Barnardo’s has rightly taken the opportunity to highlight the problem in its aptly named Failed by the System report. It contrasts the expectations of the in-crowd with reality for care leavers who are education’s outsiders, finding that 79 per cent of young people who had been in care had no GCSEs or other educational qualifications when they left school and only 11 per cent had five or more good GCSEs. This waste of human capital is not one the parents whose children have never been near the care system would recognise: in an NOP survey commissioned by the charity, just 6 per cent of them expected their children not to pass any GCSEs this month.

Why is the system failing? The reasons are rehearsed in the report; among them are bullying, multiple care placements, the absence of anyone to take an interest in their schooling, and attending nearly as many schools as they have had school dinners.
None of this is new and the failure of government targets to make much of an impression accounts for the green paper on looked-after children planned for the autumn.

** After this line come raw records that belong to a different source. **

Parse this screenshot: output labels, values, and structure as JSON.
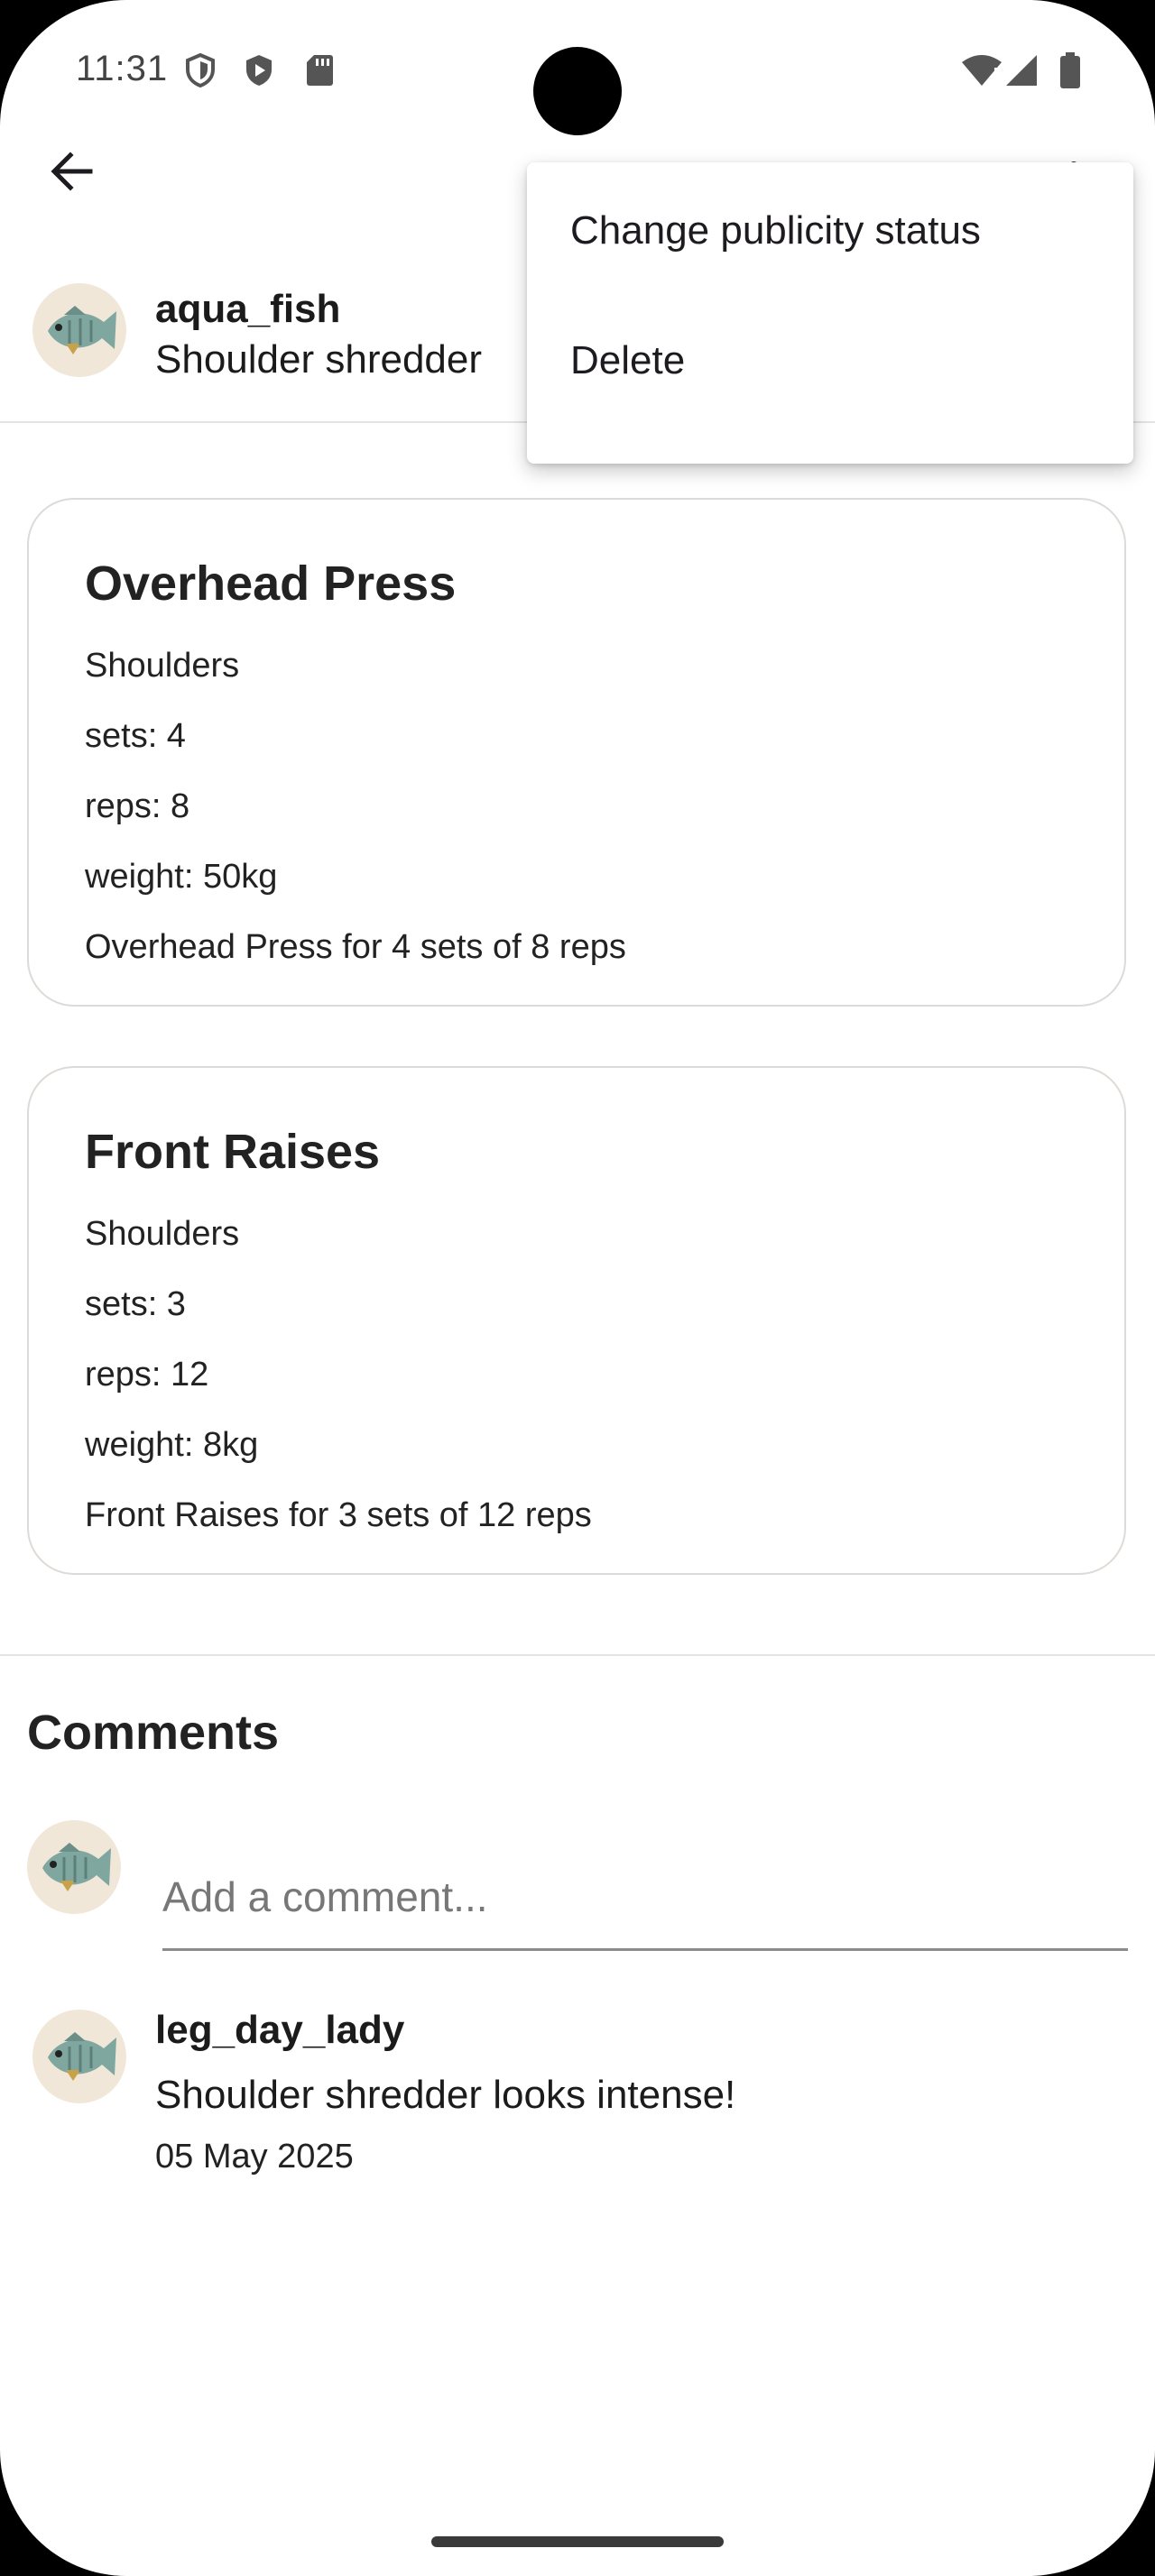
{
  "status_bar": {
    "time": "11:31",
    "icons_left": [
      "shield-outline-icon",
      "shield-play-icon",
      "sd-card-icon"
    ],
    "icons_right": [
      "wifi-alert-icon",
      "signal-icon",
      "battery-icon"
    ]
  },
  "app_bar": {
    "back_icon": "arrow-left-icon",
    "more_icon": "more-vert-icon"
  },
  "post": {
    "username": "aqua_fish",
    "title": "Shoulder shredder",
    "avatar": "fish-avatar"
  },
  "menu": {
    "items": [
      {
        "label": "Change publicity status"
      },
      {
        "label": "Delete"
      }
    ]
  },
  "exercises": [
    {
      "name": "Overhead Press",
      "muscle": "Shoulders",
      "sets": "sets: 4",
      "reps": "reps: 8",
      "weight": "weight: 50kg",
      "summary": "Overhead Press for 4 sets of 8 reps"
    },
    {
      "name": "Front Raises",
      "muscle": "Shoulders",
      "sets": "sets: 3",
      "reps": "reps: 12",
      "weight": "weight: 8kg",
      "summary": "Front Raises for 3 sets of 12 reps"
    }
  ],
  "comments": {
    "heading": "Comments",
    "input_placeholder": "Add a comment...",
    "input_value": "",
    "items": [
      {
        "author": "leg_day_lady",
        "text": "Shoulder shredder looks intense!",
        "date": "05 May 2025"
      }
    ]
  },
  "colors": {
    "background": "#ffffff",
    "card_border": "#dedad7",
    "divider": "#e6e1e5",
    "text": "#1d1b20",
    "avatar_bg": "#f1e7d8"
  }
}
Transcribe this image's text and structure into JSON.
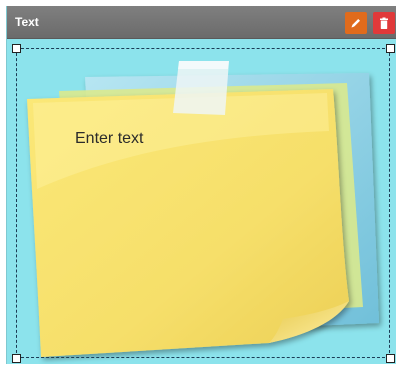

Under the previous set of targets one-fifth of children in care were supposed to attain five good GCSEs last year, twice as many as did so.

The fact is that the state as parent of children in care still lets them down. Many looked-after children are capable of academic achievement and want to work hard for it, but they are hampered by a culture that too often puts bureaucratic convenience first and educational success a distant second. Many of this week’s smiling teenagers have another story to tell, one in which exam passes were the product of stability, encouragement and even love. It’s what care ought to be like.